ZIA chief executive officer Richard Mbaiwa made the disclosure when he appeared before the Parliamentary Portfolio Committee on Foreign Affairs chaired by Zaka East MP Samson Mukanduri.

“Being part of EPAs is in our view very important because it will give us preferential treatment into the European Union market and promote investment and competitiveness of our products and goods,” said Mbaiwa.

“One of the issues under consideration in EPAs is that whatever product is produced in the market will have to meet specific standards and this will help Eastern and Southern African countries to rebuild regional markets and improve standards of their products.”

Mbaiwa said while investment opportunities and lines of credit might improve, the only fear was there might be an influx of imported goods into the country, which might lead to de-industrialisation.
“But, we think that the benefits of EPAs would be availability of goods and services to the general populace,” he said.

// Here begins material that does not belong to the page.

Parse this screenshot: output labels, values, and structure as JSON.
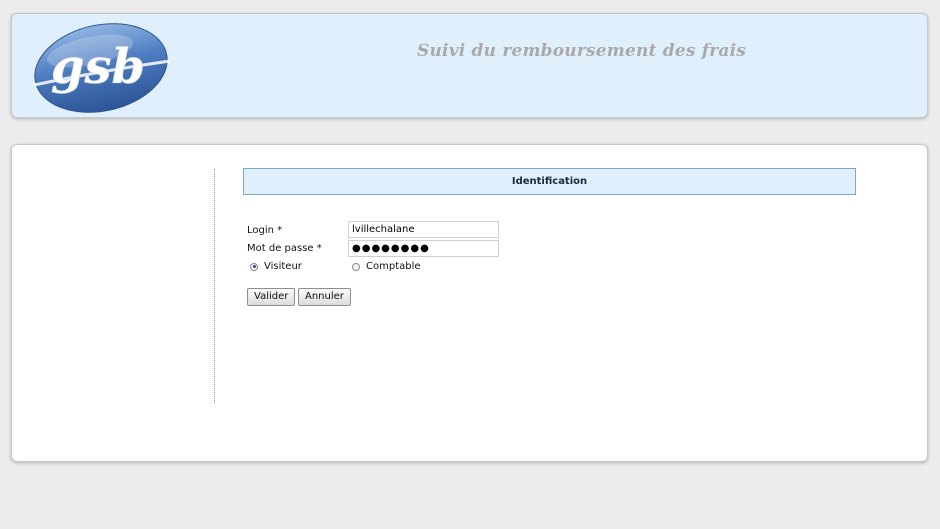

However, MPs felt they needed adequate advice on the positive and negative aspects of EPAs to enable them to make an informed decision.

Hwange Central MP Brian Tshuma warned EPAs were a repackaged liberalised agenda of Economic Structural Adjustment Programme (Esap), which led the country into economic collapse or what he described as “sodomised the economy”

Tshuma said EPAs had nothing to do with the elite, but bread and butter issues affecting the poor people.

Bulawayo Central MP Dorcas Sibanda said public hearings to gather views from Zimbabweans were necessary before Parliament approved the signing of EPAs.

Mbaiwa said the difference between Esap and EPAs was that the former opened up the economy to allow for free trade, whereas EPAs were a two-way process where trade concessions would be given to the other party and that partner would reciprocate.